- The paper introduces SciDQA, a dataset featuring 2,937 expert-curated QA pairs extracted from peer reviews to assess LLM comprehension of scientific literature.
- It employs a meticulous curation process combining LLM-based extraction with expert annotation to handle multi-modal content and reasoning challenges.
- Experimental results indicate that even advanced LLMs like GPT-4o face difficulties with multi-document and multi-modal reasoning tasks presented by the dataset.
SciDQA: A Deep Reading Comprehension Dataset over Scientific Papers
Introduction
The paper introduces SciDQA, a dataset designed to challenge LLMs with deep reading comprehension tasks, specifically within the domain of scientific literature. This dataset consists of 2,937 high-quality question-answer (QA) pairs. It stands out from existing QA datasets by sourcing questions from peer reviews authored by domain experts and answers provided by paper authors, ensuring a thorough engagement with scientific texts.
Figure 1: An instance in the SciDQA dataset. The question and answer corresponding to the paper are extracted from the reviewer-author discussion on OpenReview.
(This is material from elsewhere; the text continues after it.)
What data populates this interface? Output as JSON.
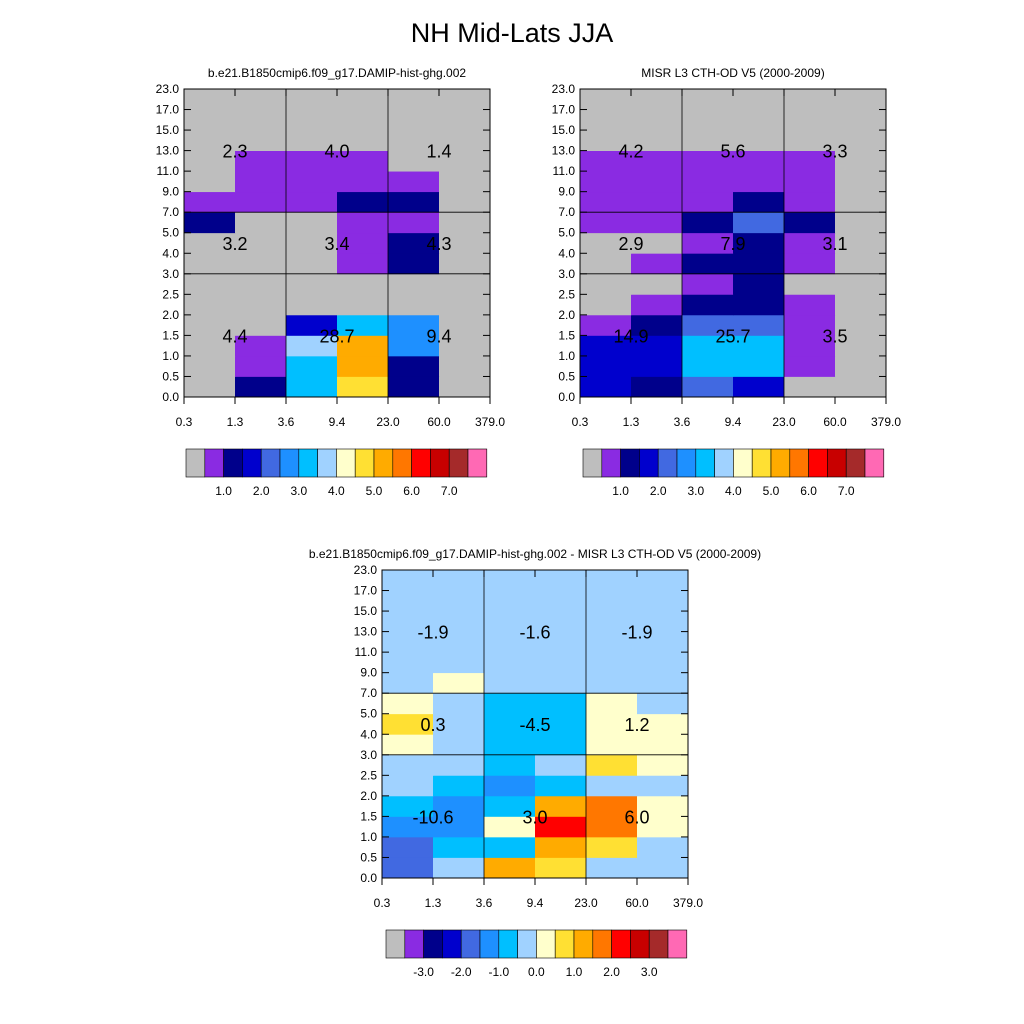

Dataset Creation and Curation
SciDQA's dataset curation involves capturing QA pairs from reviewer-author discussions available on OpenReview. A significant feature of this dataset is its focus on ML-domain articles. Questions extracted from peer reviews reflect the reviewers' need for clarity or further explanation, marking them as an excellent source for probing comprehensive understanding of research papers. An extensive manual annotation process is employed to maintain high relevance and quality, consisting of human expert annotation and editing.
Figure 2: Dataset curation pipeline for SciDQA. LLM-based QA extraction from peer reviews is followed by a comprehensive human expert annotation and editing.
Challenges Presented by SciDQA
The questions in this dataset necessitate reasoning across multi-modal content within papers, such as figures, tables, and equations. Approximately 11% of the questions require reasoning over references to multiple documents. This dataset presents a considerable challenge for LLMs, pushing the boundaries of current capabilities by requiring the generation of factual and relevant responses.
Experimental Evaluation
Performance evaluation of several open-source and proprietary LLMs has been conducted using this dataset across different configurations, including closed-book settings and retrieval-augmented generation (RAG). The results highlight discrepancies in LLM performance, with proprietary models like GPT-4o showing notably robust performance compared to open-source counterparts. This suggests a potential gap in handling nuanced scientific inquiry when context is provided.
Implementation Challenges
Implementing the SciDQA dataset in practical applications requires handling computational resources effectively, especially given the multi-modal nature and context length associated with full-text scientific literature. Moreover, ensuring that models can perform inferential reasoning across multiple documents is critical. The RAG approach implemented for this dataset provides a baseline strategy to selectively focus on the most relevant sections of a document, enhancing comprehension.
Limitations and Future Directions
A major limitation of SciDQA is the potential exclusion of certain documents necessary for answering multi-document questions, affecting the dataset's completeness in challenging LLMs in real-world scenarios. Future work would entail expanding the dataset to encompass multi-disciplinary scientific fields beyond ML, as well as improving multimodal analysis capabilities in LLMs.
Conclusion
SciDQA provides an effective testbed for evaluating deep comprehension capabilities of LLMs on scientific texts. By utilizing peer review-derived questions and answers, it ensures engagement with complex and domain-specific content, promoting advancements in the understanding of scientific materials by AI systems.